Cientistas japoneses confirmaram que amostras coletadas diretamente do asteroide Ryugu contêm as cinco bases que formam o DNA e o RNA, as moléculas responsáveis por armazenar toda a informação genética dos seres vivos. A descoberta reforça a hipótese de que os ingredientes essenciais para a vida na Terra podem ter chegado do espaço, transportados por asteroides que bombardearam nosso planeta há bilhões de anos. Essa revelação muda a forma como a ciência entende a origem da biologia e levanta perguntas fascinantes sobre o que existe além do nosso mundo.
O que são as bases do DNA e por que elas são essenciais para a vida?
O DNA é formado por uma sequência de quatro “letras” químicas chamadas bases nitrogenadas: adenina, guanina, citosina e timina. Já o RNA, molécula igualmente fundamental, utiliza uracila no lugar da timina. Essas cinco bases são os componentes que carregam a informação genética de todos os seres vivos do planeta, desde bactérias até seres humanos. Sem elas, não seria possível a transmissão de características hereditárias nem o funcionamento básico das células.

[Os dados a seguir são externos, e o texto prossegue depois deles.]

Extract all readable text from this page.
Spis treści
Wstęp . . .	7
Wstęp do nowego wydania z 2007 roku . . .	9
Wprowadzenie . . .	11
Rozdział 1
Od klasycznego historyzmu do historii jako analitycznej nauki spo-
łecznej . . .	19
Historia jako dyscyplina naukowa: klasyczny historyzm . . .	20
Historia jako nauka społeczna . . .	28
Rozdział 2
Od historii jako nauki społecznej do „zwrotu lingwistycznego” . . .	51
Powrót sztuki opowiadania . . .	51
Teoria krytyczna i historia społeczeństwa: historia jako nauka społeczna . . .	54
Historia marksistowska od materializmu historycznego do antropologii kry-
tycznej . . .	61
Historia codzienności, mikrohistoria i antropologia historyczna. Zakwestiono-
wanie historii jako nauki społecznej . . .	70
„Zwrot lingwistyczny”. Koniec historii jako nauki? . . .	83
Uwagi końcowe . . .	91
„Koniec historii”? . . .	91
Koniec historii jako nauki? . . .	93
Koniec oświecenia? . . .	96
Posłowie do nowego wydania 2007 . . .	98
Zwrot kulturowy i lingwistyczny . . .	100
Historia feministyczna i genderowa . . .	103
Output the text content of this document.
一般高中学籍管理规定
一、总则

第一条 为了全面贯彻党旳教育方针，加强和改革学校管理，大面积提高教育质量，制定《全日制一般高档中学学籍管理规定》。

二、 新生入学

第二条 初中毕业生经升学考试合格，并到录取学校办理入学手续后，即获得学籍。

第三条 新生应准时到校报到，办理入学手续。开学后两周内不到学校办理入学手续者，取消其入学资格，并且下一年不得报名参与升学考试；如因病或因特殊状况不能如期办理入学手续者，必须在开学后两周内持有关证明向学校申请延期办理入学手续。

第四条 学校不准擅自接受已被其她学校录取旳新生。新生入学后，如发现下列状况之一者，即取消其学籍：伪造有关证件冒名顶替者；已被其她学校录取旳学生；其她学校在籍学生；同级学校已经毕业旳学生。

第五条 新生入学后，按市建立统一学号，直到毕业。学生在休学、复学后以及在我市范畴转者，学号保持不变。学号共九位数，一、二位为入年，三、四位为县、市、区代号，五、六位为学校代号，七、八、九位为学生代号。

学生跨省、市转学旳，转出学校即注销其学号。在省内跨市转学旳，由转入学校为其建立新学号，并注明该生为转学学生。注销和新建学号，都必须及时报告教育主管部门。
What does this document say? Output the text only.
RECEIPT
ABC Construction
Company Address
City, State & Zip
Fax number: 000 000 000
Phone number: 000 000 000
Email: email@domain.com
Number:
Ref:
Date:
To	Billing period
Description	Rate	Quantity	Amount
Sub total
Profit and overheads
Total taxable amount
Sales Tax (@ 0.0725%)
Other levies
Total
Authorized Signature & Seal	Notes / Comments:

A importância dessas moléculas vai além da biologia espacial. No dia a dia, o exame de DNA é uma das ferramentas mais utilizadas na medicina para identificar doenças hereditárias, confirmar paternidade e orientar tratamentos personalizados. Para quem deseja entender melhor como funciona esse tipo de exame, o Tua Saúde traz informações detalhadas sobre o assunto.
Como os cientistas encontraram as bases do DNA no asteroide Ryugu?
Em 2020, a sonda japonesa Hayabusa2 trouxe de volta à Terra duas amostras de material coletadas diretamente da superfície de Ryugu, um asteroide rico em carbono que orbita o Sol entre a Terra e Marte. Essas amostras pesavam apenas 5,4 gramas, mas representam um dos materiais extraterrestres mais puros já analisados, pois nunca foram expostos à atmosfera terrestre antes de chegarem ao laboratório.
Usando técnicas extremamente sensíveis de extração e análise química, os pesquisadores conseguiram identificar as cinco bases nitrogenadas nas duas amostras. A pureza do material descartou a possibilidade de contaminação terrestre, confirmando que esses componentes foram formados no próprio asteroide por processos químicos naturais, sem a participação de qualquer forma de vida.

Estudo publicado na Nature Astronomy confirma a presença de todas as bases genéticas no asteroide
A base científica dessa descoberta vem do estudo “A complete set of canonical nucleobases in the carbonaceous asteroid (162173) Ryugu”, publicado na revista Nature Astronomy em março de 2026, por Toshiki Koga e colaboradores da Agência Japonesa de Ciência e Tecnologia Marinha e Terrestre (JAMSTEC). Os pesquisadores identificaram adenina, guanina, citosina, timina e uracila em proporções aproximadamente iguais nas amostras de Ryugu e compararam os resultados com dados de outros materiais extraterrestres, como o asteroide Bennu e os meteoritos Murchison e Orgueil. Segundo os autores, as diferenças nas proporções das bases entre esses corpos celestes refletem as diferentes histórias químicas de cada um, mas a presença universal dessas moléculas sugere que elas são amplamente distribuídas pelo Sistema Solar. Você pode acessar o estudo completo neste link.
O que essa descoberta significa para a compreensão da origem da vida?
A identificação das cinco bases genéticas em asteroides não significa que a vida existiu fora da Terra, mas fortalece a ideia de que os ingredientes necessários para seu surgimento são comuns no espaço. Entre as implicações mais relevantes dessa descoberta estão:
PANSPERMIA
A descoberta reforça a hipótese de que ingredientes da vida vieram do espaço.
QUÍMICA UNIVERSAL
As moléculas do DNA parecem ser comuns no universo, não exclusivas da Terra.
NOVAS PESQUISAS
Abre caminhos para entender como essas moléculas se formam no espaço.
BUSCA POR VIDA
Amplia as chances de encontrar condições favoráveis à vida em outros lugares.
Uma descoberta que conecta o espaço à biologia humana
O fato de que as mesmas moléculas que compõem o código genético de todos os seres vivos da Terra foram encontradas em um asteroide a milhões de quilômetros de distância revela uma conexão profunda entre a química do espaço e a biologia que conhecemos. Essa descoberta não apenas amplia nosso entendimento sobre a origem da vida, mas também nos lembra de que a ciência do DNA, tão presente na medicina atual, tem raízes que podem se estender muito além do nosso planeta.
Este conteúdo é apenas informativo e não substitui a avaliação, o diagnóstico ou o tratamento de um médico. Diante de qualquer dúvida sobre exames genéticos ou saúde, procure orientação de um profissional de saúde qualificado.